Łzy kapią mi ciurkiem na klawiaturę :cry:
Czy kiedyś uda mi się zapomnieć jej chorobę? Pamiętać ile radości dawała nam jej obecność?

Re: swiat bez mojej Conchitki - trzy miesiące

PostNapisane: Śro sty 26, 2011 21:07
przez Conchita
Minęły trzy miesiące.
Nie umiem nawet przeczytać swojego wątku, bo pęka mi serce.

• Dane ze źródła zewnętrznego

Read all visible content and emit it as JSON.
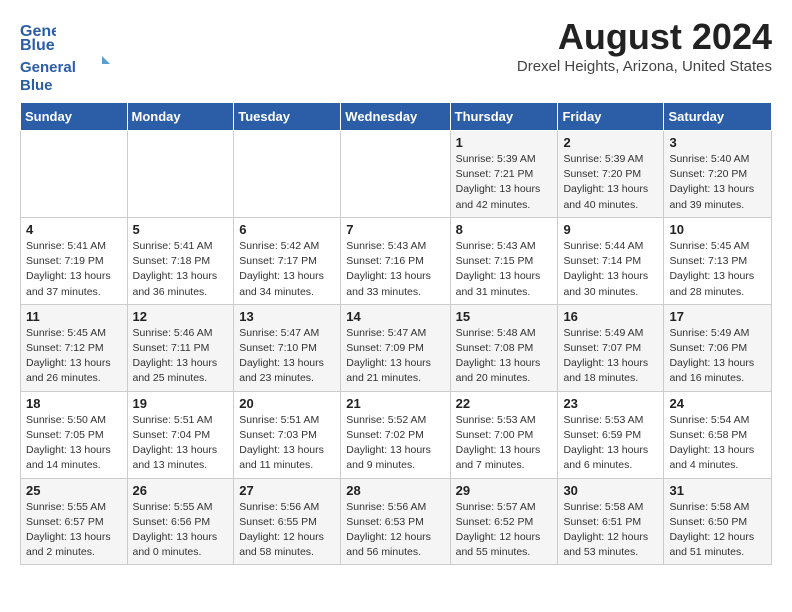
{
  "header": {
    "logo_line1": "General",
    "logo_line2": "Blue",
    "title": "August 2024",
    "subtitle": "Drexel Heights, Arizona, United States"
  },
  "days_of_week": [
    "Sunday",
    "Monday",
    "Tuesday",
    "Wednesday",
    "Thursday",
    "Friday",
    "Saturday"
  ],
  "weeks": [
    [
      {
        "day": "",
        "info": ""
      },
      {
        "day": "",
        "info": ""
      },
      {
        "day": "",
        "info": ""
      },
      {
        "day": "",
        "info": ""
      },
      {
        "day": "1",
        "info": "Sunrise: 5:39 AM\nSunset: 7:21 PM\nDaylight: 13 hours\nand 42 minutes."
      },
      {
        "day": "2",
        "info": "Sunrise: 5:39 AM\nSunset: 7:20 PM\nDaylight: 13 hours\nand 40 minutes."
      },
      {
        "day": "3",
        "info": "Sunrise: 5:40 AM\nSunset: 7:20 PM\nDaylight: 13 hours\nand 39 minutes."
      }
    ],
    [
      {
        "day": "4",
        "info": "Sunrise: 5:41 AM\nSunset: 7:19 PM\nDaylight: 13 hours\nand 37 minutes."
      },
      {
        "day": "5",
        "info": "Sunrise: 5:41 AM\nSunset: 7:18 PM\nDaylight: 13 hours\nand 36 minutes."
      },
      {
        "day": "6",
        "info": "Sunrise: 5:42 AM\nSunset: 7:17 PM\nDaylight: 13 hours\nand 34 minutes."
      },
      {
        "day": "7",
        "info": "Sunrise: 5:43 AM\nSunset: 7:16 PM\nDaylight: 13 hours\nand 33 minutes."
      },
      {
        "day": "8",
        "info": "Sunrise: 5:43 AM\nSunset: 7:15 PM\nDaylight: 13 hours\nand 31 minutes."
      },
      {
        "day": "9",
        "info": "Sunrise: 5:44 AM\nSunset: 7:14 PM\nDaylight: 13 hours\nand 30 minutes."
      },
      {
        "day": "10",
        "info": "Sunrise: 5:45 AM\nSunset: 7:13 PM\nDaylight: 13 hours\nand 28 minutes."
      }
    ],
    [
      {
        "day": "11",
        "info": "Sunrise: 5:45 AM\nSunset: 7:12 PM\nDaylight: 13 hours\nand 26 minutes."
      },
      {
        "day": "12",
        "info": "Sunrise: 5:46 AM\nSunset: 7:11 PM\nDaylight: 13 hours\nand 25 minutes."
      },
      {
        "day": "13",
        "info": "Sunrise: 5:47 AM\nSunset: 7:10 PM\nDaylight: 13 hours\nand 23 minutes."
      },
      {
        "day": "14",
        "info": "Sunrise: 5:47 AM\nSunset: 7:09 PM\nDaylight: 13 hours\nand 21 minutes."
      },
      {
        "day": "15",
        "info": "Sunrise: 5:48 AM\nSunset: 7:08 PM\nDaylight: 13 hours\nand 20 minutes."
      },
      {
        "day": "16",
        "info": "Sunrise: 5:49 AM\nSunset: 7:07 PM\nDaylight: 13 hours\nand 18 minutes."
      },
      {
        "day": "17",
        "info": "Sunrise: 5:49 AM\nSunset: 7:06 PM\nDaylight: 13 hours\nand 16 minutes."
      }
    ],
    [
      {
        "day": "18",
        "info": "Sunrise: 5:50 AM\nSunset: 7:05 PM\nDaylight: 13 hours\nand 14 minutes."
      },
      {
        "day": "19",
        "info": "Sunrise: 5:51 AM\nSunset: 7:04 PM\nDaylight: 13 hours\nand 13 minutes."
      },
      {
        "day": "20",
        "info": "Sunrise: 5:51 AM\nSunset: 7:03 PM\nDaylight: 13 hours\nand 11 minutes."
      },
      {
        "day": "21",
        "info": "Sunrise: 5:52 AM\nSunset: 7:02 PM\nDaylight: 13 hours\nand 9 minutes."
      },
      {
        "day": "22",
        "info": "Sunrise: 5:53 AM\nSunset: 7:00 PM\nDaylight: 13 hours\nand 7 minutes."
      },
      {
        "day": "23",
        "info": "Sunrise: 5:53 AM\nSunset: 6:59 PM\nDaylight: 13 hours\nand 6 minutes."
      },
      {
        "day": "24",
        "info": "Sunrise: 5:54 AM\nSunset: 6:58 PM\nDaylight: 13 hours\nand 4 minutes."
      }
    ],
    [
      {
        "day": "25",
        "info": "Sunrise: 5:55 AM\nSunset: 6:57 PM\nDaylight: 13 hours\nand 2 minutes."
      },
      {
        "day": "26",
        "info": "Sunrise: 5:55 AM\nSunset: 6:56 PM\nDaylight: 13 hours\nand 0 minutes."
      },
      {
        "day": "27",
        "info": "Sunrise: 5:56 AM\nSunset: 6:55 PM\nDaylight: 12 hours\nand 58 minutes."
      },
      {
        "day": "28",
        "info": "Sunrise: 5:56 AM\nSunset: 6:53 PM\nDaylight: 12 hours\nand 56 minutes."
      },
      {
        "day": "29",
        "info": "Sunrise: 5:57 AM\nSunset: 6:52 PM\nDaylight: 12 hours\nand 55 minutes."
      },
      {
        "day": "30",
        "info": "Sunrise: 5:58 AM\nSunset: 6:51 PM\nDaylight: 12 hours\nand 53 minutes."
      },
      {
        "day": "31",
        "info": "Sunrise: 5:58 AM\nSunset: 6:50 PM\nDaylight: 12 hours\nand 51 minutes."
      }
    ]
  ]
}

Kocham Cię, Malenka. Zawsze będę.

Nie napisałam wczoraj, kiedy była miesiecznca, bo się baliśmy o Emme - ale dała radę. Trzymaj za nią kciuki.
Pamiętasz, jak do ciebie mówiłam, jak byłaś malutka? "Słodki Konciku".
Trzymaj się wiec, Konciku. wiem, ze gdzieś jesteś. :1luvu:

Re: swiat bez mojej Conchitki - trzy miesiące

PostNapisane: Śro sty 26, 2011 21:52
przez aguś
Przytulam Conchita :(
My też ciągle placzemy.

Re: swiat bez mojej Conchitki - pięć miesięcy

PostNapisane: Pt mar 25, 2011 9:56
przez Conchita
Maleńka, ja pamiętam :1luvu: :1luvu: :1luvu:
Małe koty cię nie znały, ale machają ci łapkami. Emma też.

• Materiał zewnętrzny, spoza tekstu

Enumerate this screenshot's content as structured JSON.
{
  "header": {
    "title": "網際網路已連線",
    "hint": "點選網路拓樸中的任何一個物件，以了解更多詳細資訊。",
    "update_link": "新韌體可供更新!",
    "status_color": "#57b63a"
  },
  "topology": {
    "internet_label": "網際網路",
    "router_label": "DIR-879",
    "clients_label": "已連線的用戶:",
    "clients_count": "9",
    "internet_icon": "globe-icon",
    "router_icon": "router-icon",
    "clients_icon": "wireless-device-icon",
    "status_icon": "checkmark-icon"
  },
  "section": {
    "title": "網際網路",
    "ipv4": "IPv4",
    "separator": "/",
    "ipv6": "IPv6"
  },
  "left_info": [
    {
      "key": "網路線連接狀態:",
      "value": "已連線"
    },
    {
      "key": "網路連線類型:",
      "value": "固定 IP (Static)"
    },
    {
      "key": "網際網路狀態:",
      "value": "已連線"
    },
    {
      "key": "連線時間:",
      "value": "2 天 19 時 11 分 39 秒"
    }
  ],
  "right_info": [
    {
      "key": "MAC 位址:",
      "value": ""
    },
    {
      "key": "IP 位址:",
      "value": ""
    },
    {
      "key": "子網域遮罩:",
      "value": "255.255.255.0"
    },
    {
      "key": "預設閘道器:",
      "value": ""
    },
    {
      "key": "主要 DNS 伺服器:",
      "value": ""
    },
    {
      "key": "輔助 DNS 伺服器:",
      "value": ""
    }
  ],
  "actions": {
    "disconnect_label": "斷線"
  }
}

Re: swiat bez mojej Conchitki - już pół roku

PostNapisane: Pon kwi 25, 2011 23:16
przez Conchita
Hej, Maleńka. Minęło pół roku...
Ciekawe, czy spodoba Ci się smagliczka, którą Ci posialiśmy.
Kocham Cię i zawsze będę.

Re: swiat bez mojej Conchitki - minął rok :(

PostNapisane: Wto paź 25, 2011 19:56
przez Conchita
Minął rok. Jestem, Maleńka.
Zawsze będę myślami przy Tobie.
Pamiętamy wszyscy. Twój portret wisi na honorowym miejscu w salonie i zawsze mamy Cię blisko. Trzymaj się tam, za Tęczowym Mostem i czekaj :1luvu:

Strasznie tęsknimy :cry:

Re: swiat bez mojej Conchitki - minął rok :(

PostNapisane: Pt wrz 23, 2022 11:57
przez SammySunshine
Czytam Twój wątek i płaczę… mam kotkę, którą przywiozłam w zeszłym roku z Krety, była w złym stanie, przeszłyśmy długą drogę z samą możliwością zabrania jej jak i na miejscu w Polsce z leczeniem.
Okazało się, że ma białaczkę.
Twój wątek znalazłam w poszukiwaniu i informacji na temat dziwnych skurczy ciała, które ma czasami, a także tego, że co jakiś czas jakby chrapała.. niby suche powietrze, ale kurczę kupiłam nawilżacz, badania wskazują na co innego, czym się zajmujemy, ale mi to nie daje spokoju..
Tak bardzo boje się ją stracić..

Re: swiat bez mojej Conchitki - minął rok :(

PostNapisane: Sob wrz 24, 2022 22:30
przez Gretta
SammySunshine pisze:Czytam Twój wątek i płaczę… mam kotkę, którą przywiozłam w zeszłym roku z Krety, była w złym stanie, przeszłyśmy długą drogę z samą możliwością zabrania jej jak i na miejscu w Polsce z leczeniem.
Okazało się, że ma białaczkę.
Twój wątek znalazłam w poszukiwaniu i informacji na temat dziwnych skurczy ciała, które ma czasami, a także tego, że co jakiś czas jakby chrapała.. niby suche powietrze, ale kurczę kupiłam nawilżacz, badania wskazują na co innego, czym się zajmujemy, ale mi to nie daje spokoju..
Tak bardzo boje się ją stracić..

Załóż koteczce wątek tutaj w dziale Koty, wklej wyniki badań - może forumowicze coś doradzą.